I once unplugged the TV for a month. It was summer, the season of long walks, barbecues ... and reruns. But if I really wanted to prove I could break free from evening sessions of tube-induced passivity, I'd have to make it through a New England winter. In the darkest, coldest months, I would no longer be able to escape to the passionate politics of "The West Wing" or the passion-fruit pablum of "reality" dating.
This winter, I had my test.
A year ago I moved into my own place, just a few minutes' drive from my former roommate - and her television. Friends offered me a spare, but I declined. Living alone was an opportunity to choose deliberately how I wanted to live. And I had a hunch that being TV-free would help me leap into all those things I wanted to do but didn't seem to have time for. I offer my story in honor of TV-Turnoff Week. Millions of people in the United States and 10 other countries are celebrating it April 25-May 1, according to the TV-Turnoff Network, which promotes alternatives to excessive screen time.
I wondered if I would feel lonely, but decided it would be better not to try to fill a void with fictional friends. In the first month or so, I weaned myself from my favorite shows by visiting real friends and watching with them.
Eventually, I just lost track of what was on when. I could no longer join in the buzz at my office about the popular shows.
During the Olympics, it became abundantly clear that some spectacles just don't play well on the radio. The world's eyes were fixed on graceful, gravity-defying feats, and I was wearing a blindfold.
I kept telling people it was an experiment: "We'll see how it goes this winter," I'd say. I considered buying a small TV to keep in the closet and bring out on special occasions.
But for all I was missing, I could feel the balance tipping toward gain.
I found myself breezing through book-club books. I had been in the habit of thinking I was too tired to read after a long day at work, but not too tired to watch TV. Now I was well read and well rested. I started doing volunteer work virtually every week instead of every few months. I called friends who usually heard from me only at the holidays. Sometimes I even reveled in that rare commodity called quiet.
The goal wasn't to give up all visual entertainment. I can play DVDs on my laptop, so when a blizzard was on its way, I lined up in Blockbuster with everybody else. Rather than channel-surfing and landing on something I would later regret, I caught up on some great films.
I found myself resensitized, no longer absorbing images without noticing their warp speed. At a bowling party a few weeks ago, I seemed to be the only one offended when the large-screen TVs behind the pins switched from a sports match to a news break - and we suddenly found ourselves bowling into a crowd of mourners at the Vatican.
Sometime during the winter, the season I thought would be the most difficult, I discovered I had crossed the line from experiment to lifestyle.
I sealed the deal by putting up a shelving unit on the only living room wall that might have logically housed a TV. A friend came over for the first time, took the tour (a few steps in each direction), and then sat down on the couch with a slightly puzzled look. Scanning the room, she asked tentatively, "So, do you not have a TV?"
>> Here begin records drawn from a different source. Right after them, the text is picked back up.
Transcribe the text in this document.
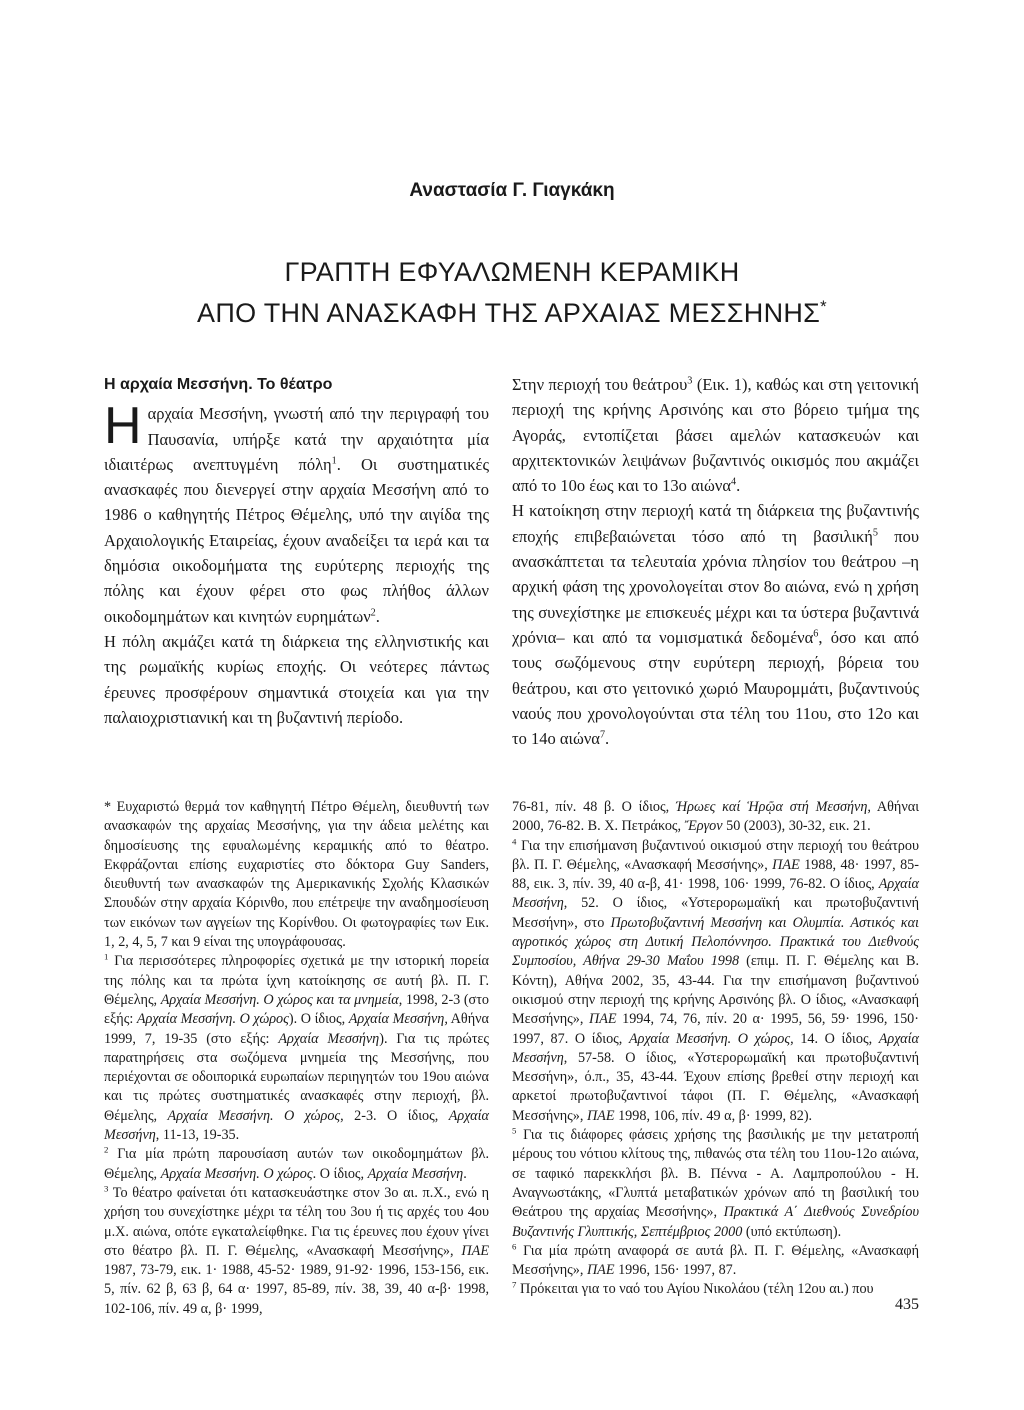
Αναστασία Γ. Γιαγκάκη
ΓΡΑΠΤΗ ΕΦΥΑΛΩΜΕΝΗ ΚΕΡΑΜΙΚΗ
ΑΠΟ ΤΗΝ ΑΝΑΣΚΑΦΗ ΤΗΣ ΑΡΧΑΙΑΣ ΜΕΣΣΗΝΗΣ*

Η αρχαία Μεσσήνη. Το θέατρο

Η αρχαία Μεσσήνη, γνωστή από την περιγραφή του Παυσανία, υπήρξε κατά την αρχαιότητα μία ιδιαιτέρως ανεπτυγμένη πόλη$^1$. Οι συστηματικές ανασκαφές που διενεργεί στην αρχαία Μεσσήνη από το 1986 ο καθηγητής Πέτρος Θέμελης, υπό την αιγίδα της Αρχαιολογικής Εταιρείας, έχουν αναδείξει τα ιερά και τα δημόσια οικοδομήματα της ευρύτερης περιοχής της πόλης και έχουν φέρει στο φως πλήθος άλλων οικοδομημάτων και κινητών ευρημάτων$^2$.

Η πόλη ακμάζει κατά τη διάρκεια της ελληνιστικής και της ρωμαϊκής κυρίως εποχής. Οι νεότερες πάντως έρευνες προσφέρουν σημαντικά στοιχεία και για την παλαιοχριστιανική και τη βυζαντινή περίοδο.

Στην περιοχή του θεάτρου$^3$ (Εικ. 1), καθώς και στη γειτονική περιοχή της κρήνης Αρσινόης και στο βόρειο τμήμα της Αγοράς, εντοπίζεται βάσει αμελών κατασκευών και αρχιτεκτονικών λειψάνων βυζαντινός οικισμός που ακμάζει από το 10ο έως και το 13ο αιώνα$^4$.

Η κατοίκηση στην περιοχή κατά τη διάρκεια της βυζαντινής εποχής επιβεβαιώνεται τόσο από τη βασιλική$^5$ που ανασκάπτεται τα τελευταία χρόνια πλησίον του θεάτρου –η αρχική φάση της χρονολογείται στον 8ο αιώνα, ενώ η χρήση της συνεχίστηκε με επισκευές μέχρι και τα ύστερα βυζαντινά χρόνια– και από τα νομισματικά δεδομένα$^6$, όσο και από τους σωζόμενους στην ευρύτερη περιοχή, βόρεια του θεάτρου, και στο γειτονικό χωριό Μαυρομμάτι, βυζαντινούς ναούς που χρονολογούνται στα τέλη του 11ου, στο 12ο και το 14ο αιώνα$^7$.

* Ευχαριστώ θερμά τον καθηγητή Πέτρο Θέμελη, διευθυντή των ανασκαφών της αρχαίας Μεσσήνης, για την άδεια μελέτης και δημοσίευσης της εφυαλωμένης κεραμικής από το θέατρο. Εκφράζονται επίσης ευχαριστίες στο δόκτορα Guy Sanders, διευθυντή των ανασκαφών της Αμερικανικής Σχολής Κλασικών Σπουδών στην αρχαία Κόρινθο, που επέτρεψε την αναδημοσίευση των εικόνων των αγγείων της Κορίνθου. Οι φωτογραφίες των Εικ. 1, 2, 4, 5, 7 και 9 είναι της υπογράφουσας.

$^1$ Για περισσότερες πληροφορίες σχετικά με την ιστορική πορεία της πόλης και τα πρώτα ίχνη κατοίκησης σε αυτή βλ. Π. Γ. Θέμελης, Αρχαία Μεσσήνη. Ο χώρος και τα μνημεία, 1998, 2-3 (στο εξής: Αρχαία Μεσσήνη. Ο χώρος). Ο ίδιος, Αρχαία Μεσσήνη, Αθήνα 1999, 7, 19-35 (στο εξής: Αρχαία Μεσσήνη). Για τις πρώτες παρατηρήσεις στα σωζόμενα μνημεία της Μεσσήνης, που περιέχονται σε οδοιπορικά ευρωπαίων περιηγητών του 19ου αιώνα και τις πρώτες συστηματικές ανασκαφές στην περιοχή, βλ. Θέμελης, Αρχαία Μεσσήνη. Ο χώρος, 2-3. Ο ίδιος, Αρχαία Μεσσήνη, 11-13, 19-35.

$^2$ Για μία πρώτη παρουσίαση αυτών των οικοδομημάτων βλ. Θέμελης, Αρχαία Μεσσήνη. Ο χώρος. Ο ίδιος, Αρχαία Μεσσήνη.

$^3$ Το θέατρο φαίνεται ότι κατασκευάστηκε στον 3ο αι. π.Χ., ενώ η χρήση του συνεχίστηκε μέχρι τα τέλη του 3ου ή τις αρχές του 4ου μ.Χ. αιώνα, οπότε εγκαταλείφθηκε. Για τις έρευνες που έχουν γίνει στο θέατρο βλ. Π. Γ. Θέμελης, «Ανασκαφή Μεσσήνης», ΠΑΕ 1987, 73-79, εικ. 1· 1988, 45-52· 1989, 91-92· 1996, 153-156, εικ. 5, πίν. 62 β, 63 β, 64 α· 1997, 85-89, πίν. 38, 39, 40 α-β· 1998, 102-106, πίν. 49 α, β· 1999,

76-81, πίν. 48 β. Ο ίδιος, Ήρωες καί Ἡρῷα στή Μεσσήνη, Αθήναι 2000, 76-82. Β. Χ. Πετράκος, Ἔργον 50 (2003), 30-32, εικ. 21.

$^4$ Για την επισήμανση βυζαντινού οικισμού στην περιοχή του θεάτρου βλ. Π. Γ. Θέμελης, «Ανασκαφή Μεσσήνης», ΠΑΕ 1988, 48· 1997, 85-88, εικ. 3, πίν. 39, 40 α-β, 41· 1998, 106· 1999, 76-82. Ο ίδιος, Αρχαία Μεσσήνη, 52. Ο ίδιος, «Υστερορωμαϊκή και πρωτοβυζαντινή Μεσσήνη», στο Πρωτοβυζαντινή Μεσσήνη και Ολυμπία. Αστικός και αγροτικός χώρος στη Δυτική Πελοπόννησο. Πρακτικά του Διεθνούς Συμποσίου, Αθήνα 29-30 Μαΐου 1998 (επιμ. Π. Γ. Θέμελης και Β. Κόντη), Αθήνα 2002, 35, 43-44. Για την επισήμανση βυζαντινού οικισμού στην περιοχή της κρήνης Αρσινόης βλ. Ο ίδιος, «Ανασκαφή Μεσσήνης», ΠΑΕ 1994, 74, 76, πίν. 20 α· 1995, 56, 59· 1996, 150· 1997, 87. Ο ίδιος, Αρχαία Μεσσήνη. Ο χώρος, 14. Ο ίδιος, Αρχαία Μεσσήνη, 57-58. Ο ίδιος, «Υστερορωμαϊκή και πρωτοβυζαντινή Μεσσήνη», ό.π., 35, 43-44. Έχουν επίσης βρεθεί στην περιοχή και αρκετοί πρωτοβυζαντινοί τάφοι (Π. Γ. Θέμελης, «Ανασκαφή Μεσσήνης», ΠΑΕ 1998, 106, πίν. 49 α, β· 1999, 82).

$^5$ Για τις διάφορες φάσεις χρήσης της βασιλικής με την μετατροπή μέρους του νότιου κλίτους της, πιθανώς στα τέλη του 11ου-12ο αιώνα, σε ταφικό παρεκκλήσι βλ. Β. Πέννα - Α. Λαμπροπούλου - Η. Αναγνωστάκης, «Γλυπτά μεταβατικών χρόνων από τη βασιλική του Θεάτρου της αρχαίας Μεσσήνης», Πρακτικά Α΄ Διεθνούς Συνεδρίου Βυζαντινής Γλυπτικής, Σεπτέμβριος 2000 (υπό εκτύπωση).

$^6$ Για μία πρώτη αναφορά σε αυτά βλ. Π. Γ. Θέμελης, «Ανασκαφή Μεσσήνης», ΠΑΕ 1996, 156· 1997, 87.

$^7$ Πρόκειται για το ναό του Αγίου Νικολάου (τέλη 12ου αι.) που

435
Whenever I explain my TV-free home, I assure people it's not meant to judge anyone else's TV-viewing choices (after all, I'm glad my friends don't mind me plopping in front of their screens every once in a while).
The response is often a confession: One co-worker admitted she can't help turning her TV on for background noise when her husband is out of town. Others express camaraderie, saying they hardly ever turn theirs on.
I don't know how long my new lifestyle will last. I might suddenly have the urge to reconnect with pop culture and PBS. And if I have children, I think I'd want them to learn, as I did from my parents, how to view with moderation and a critical eye.
But if I do make space for a TV someday, I'm more confident now that I'll still find space for me.
• Stacy A. Teicher is a Monitor staff writer based in Boston.